Juan Pablo Vásconez, Lorena Isabel Barona López, Ángel Leonardo Valdivieso Caraguay, and Marco E. Benalcázar
Elsevier BV
Ángel Leonardo Valdivieso Caraguay, Juan Pablo Vásconez, Lorena Isabel Barona López, and Marco E. Benalcázar
MDPI AG
In recent years, hand gesture recognition (HGR) technologies that use electromyography (EMG) signals have been of considerable interest in developing human–machine interfaces. Most state-of-the-art HGR approaches are based mainly on supervised machine learning (ML). However, the use of reinforcement learning (RL) techniques to classify EMGs is still a new and open research topic. Methods based on RL have some advantages such as promising classification performance and online learning from the user’s experience. In this work, we propose a user-specific HGR system based on an RL-based agent that learns to characterize EMG signals from five different hand gestures using Deep Q-network (DQN) and Double-Deep Q-Network (Double-DQN) algorithms. Both methods use a feed-forward artificial neural network (ANN) for the representation of the agent policy. We also performed additional tests by adding a long–short-term memory (LSTM) layer to the ANN to analyze and compare its performance.
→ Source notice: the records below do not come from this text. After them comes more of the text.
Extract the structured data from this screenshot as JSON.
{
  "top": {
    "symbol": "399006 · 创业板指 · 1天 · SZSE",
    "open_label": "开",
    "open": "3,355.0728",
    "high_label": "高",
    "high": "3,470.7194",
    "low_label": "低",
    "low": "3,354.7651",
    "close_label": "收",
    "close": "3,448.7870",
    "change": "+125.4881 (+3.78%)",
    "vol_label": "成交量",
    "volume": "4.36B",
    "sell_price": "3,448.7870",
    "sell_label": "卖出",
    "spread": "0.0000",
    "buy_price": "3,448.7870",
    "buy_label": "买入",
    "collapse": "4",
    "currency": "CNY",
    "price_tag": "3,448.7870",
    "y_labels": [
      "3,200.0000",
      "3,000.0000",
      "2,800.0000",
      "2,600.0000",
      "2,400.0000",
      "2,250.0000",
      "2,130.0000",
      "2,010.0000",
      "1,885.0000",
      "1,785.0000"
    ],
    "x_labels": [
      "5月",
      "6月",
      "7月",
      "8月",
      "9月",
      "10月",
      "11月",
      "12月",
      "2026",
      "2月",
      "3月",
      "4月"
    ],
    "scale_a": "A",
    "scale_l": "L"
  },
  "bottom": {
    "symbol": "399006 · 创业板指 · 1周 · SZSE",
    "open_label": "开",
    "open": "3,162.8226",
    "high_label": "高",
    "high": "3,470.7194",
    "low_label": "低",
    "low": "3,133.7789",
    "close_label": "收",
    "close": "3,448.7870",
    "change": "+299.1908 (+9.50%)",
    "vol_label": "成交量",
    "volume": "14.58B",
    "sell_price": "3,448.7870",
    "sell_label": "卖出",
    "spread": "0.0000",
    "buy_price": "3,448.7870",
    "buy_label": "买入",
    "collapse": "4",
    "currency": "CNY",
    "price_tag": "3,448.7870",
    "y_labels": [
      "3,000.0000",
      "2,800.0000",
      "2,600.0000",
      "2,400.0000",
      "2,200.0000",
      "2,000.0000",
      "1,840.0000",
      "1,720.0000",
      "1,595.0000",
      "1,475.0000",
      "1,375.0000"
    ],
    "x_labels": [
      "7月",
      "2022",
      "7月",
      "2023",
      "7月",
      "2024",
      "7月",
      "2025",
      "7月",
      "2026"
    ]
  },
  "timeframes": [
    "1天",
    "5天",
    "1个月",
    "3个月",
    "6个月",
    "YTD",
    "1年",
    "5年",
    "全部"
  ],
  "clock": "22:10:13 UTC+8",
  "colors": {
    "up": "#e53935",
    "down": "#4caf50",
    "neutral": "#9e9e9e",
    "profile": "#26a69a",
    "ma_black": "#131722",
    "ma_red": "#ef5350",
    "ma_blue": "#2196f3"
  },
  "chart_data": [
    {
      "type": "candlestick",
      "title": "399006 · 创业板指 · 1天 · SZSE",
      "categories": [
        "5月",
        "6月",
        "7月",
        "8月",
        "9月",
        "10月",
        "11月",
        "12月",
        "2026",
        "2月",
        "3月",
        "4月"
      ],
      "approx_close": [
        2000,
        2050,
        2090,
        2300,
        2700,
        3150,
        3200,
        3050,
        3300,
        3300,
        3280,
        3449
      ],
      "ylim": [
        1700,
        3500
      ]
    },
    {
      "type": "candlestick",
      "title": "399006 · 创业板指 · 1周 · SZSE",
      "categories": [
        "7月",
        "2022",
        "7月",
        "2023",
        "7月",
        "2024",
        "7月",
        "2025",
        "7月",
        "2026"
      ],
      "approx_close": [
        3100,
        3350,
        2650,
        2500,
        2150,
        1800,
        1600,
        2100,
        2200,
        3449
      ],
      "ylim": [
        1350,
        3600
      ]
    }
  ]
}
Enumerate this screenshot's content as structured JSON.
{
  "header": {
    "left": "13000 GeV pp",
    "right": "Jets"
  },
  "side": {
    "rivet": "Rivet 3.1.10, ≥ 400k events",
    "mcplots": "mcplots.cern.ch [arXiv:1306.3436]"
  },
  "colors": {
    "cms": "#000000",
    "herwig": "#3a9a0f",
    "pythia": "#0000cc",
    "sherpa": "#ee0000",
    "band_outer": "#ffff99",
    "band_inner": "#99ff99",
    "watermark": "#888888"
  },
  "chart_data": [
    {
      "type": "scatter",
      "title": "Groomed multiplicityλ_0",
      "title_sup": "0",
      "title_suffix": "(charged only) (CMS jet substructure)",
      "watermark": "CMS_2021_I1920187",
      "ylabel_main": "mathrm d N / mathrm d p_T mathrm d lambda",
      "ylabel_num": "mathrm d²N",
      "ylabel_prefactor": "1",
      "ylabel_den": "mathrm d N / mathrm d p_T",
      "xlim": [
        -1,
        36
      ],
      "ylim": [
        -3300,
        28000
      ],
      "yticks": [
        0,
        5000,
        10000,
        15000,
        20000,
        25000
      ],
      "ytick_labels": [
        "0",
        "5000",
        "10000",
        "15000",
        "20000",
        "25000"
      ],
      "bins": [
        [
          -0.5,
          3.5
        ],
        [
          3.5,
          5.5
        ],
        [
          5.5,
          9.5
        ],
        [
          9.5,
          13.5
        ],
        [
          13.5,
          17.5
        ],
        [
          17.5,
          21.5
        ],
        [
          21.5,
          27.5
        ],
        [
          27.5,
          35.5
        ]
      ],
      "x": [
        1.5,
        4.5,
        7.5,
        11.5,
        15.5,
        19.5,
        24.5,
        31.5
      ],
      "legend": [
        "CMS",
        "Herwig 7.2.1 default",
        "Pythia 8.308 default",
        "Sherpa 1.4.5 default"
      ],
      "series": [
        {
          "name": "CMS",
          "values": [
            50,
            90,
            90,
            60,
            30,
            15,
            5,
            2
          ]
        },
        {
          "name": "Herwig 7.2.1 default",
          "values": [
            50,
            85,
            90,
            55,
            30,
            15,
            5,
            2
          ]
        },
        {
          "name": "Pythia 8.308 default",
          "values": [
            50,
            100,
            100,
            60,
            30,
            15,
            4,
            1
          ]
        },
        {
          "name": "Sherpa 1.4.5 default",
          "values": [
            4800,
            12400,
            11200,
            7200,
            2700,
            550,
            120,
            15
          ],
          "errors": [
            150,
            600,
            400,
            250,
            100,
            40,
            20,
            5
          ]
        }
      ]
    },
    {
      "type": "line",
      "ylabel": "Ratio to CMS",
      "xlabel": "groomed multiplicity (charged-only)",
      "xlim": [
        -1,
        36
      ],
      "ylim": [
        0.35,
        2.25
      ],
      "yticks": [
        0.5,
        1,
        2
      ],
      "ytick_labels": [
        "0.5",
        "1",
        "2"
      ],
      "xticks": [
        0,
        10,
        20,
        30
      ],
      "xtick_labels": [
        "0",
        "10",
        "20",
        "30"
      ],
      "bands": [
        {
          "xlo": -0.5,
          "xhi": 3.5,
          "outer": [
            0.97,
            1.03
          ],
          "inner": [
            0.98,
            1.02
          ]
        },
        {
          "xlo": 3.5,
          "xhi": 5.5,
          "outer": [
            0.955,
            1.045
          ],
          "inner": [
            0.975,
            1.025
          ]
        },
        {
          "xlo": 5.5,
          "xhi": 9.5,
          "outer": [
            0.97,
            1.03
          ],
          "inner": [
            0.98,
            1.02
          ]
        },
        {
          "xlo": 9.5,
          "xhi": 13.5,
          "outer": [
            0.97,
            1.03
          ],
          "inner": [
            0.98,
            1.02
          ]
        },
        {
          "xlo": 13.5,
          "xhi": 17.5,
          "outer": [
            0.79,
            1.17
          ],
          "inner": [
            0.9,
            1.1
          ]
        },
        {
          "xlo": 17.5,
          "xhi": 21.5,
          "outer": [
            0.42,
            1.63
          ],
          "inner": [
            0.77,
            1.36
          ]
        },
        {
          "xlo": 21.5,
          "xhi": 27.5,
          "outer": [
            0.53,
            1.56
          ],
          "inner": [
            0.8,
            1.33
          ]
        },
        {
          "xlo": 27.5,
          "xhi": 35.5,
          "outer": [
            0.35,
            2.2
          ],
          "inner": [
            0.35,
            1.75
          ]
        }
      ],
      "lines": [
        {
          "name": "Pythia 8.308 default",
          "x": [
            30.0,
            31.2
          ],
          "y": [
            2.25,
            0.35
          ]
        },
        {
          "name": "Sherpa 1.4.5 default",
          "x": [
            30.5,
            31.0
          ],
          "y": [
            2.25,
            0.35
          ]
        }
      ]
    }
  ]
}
We performed experiments using training, validation, and test sets from our public dataset, EMG-EPN-612. The final accuracy results demonstrate that the best model was DQN without LSTM, obtaining classification and recognition accuracies of up to 90.37%±10.7% and 82.52%±10.9%, respectively. The results obtained in this work demonstrate that RL methods such as DQN and Double-DQN can obtain promising results for classification and recognition problems based on EMG signals.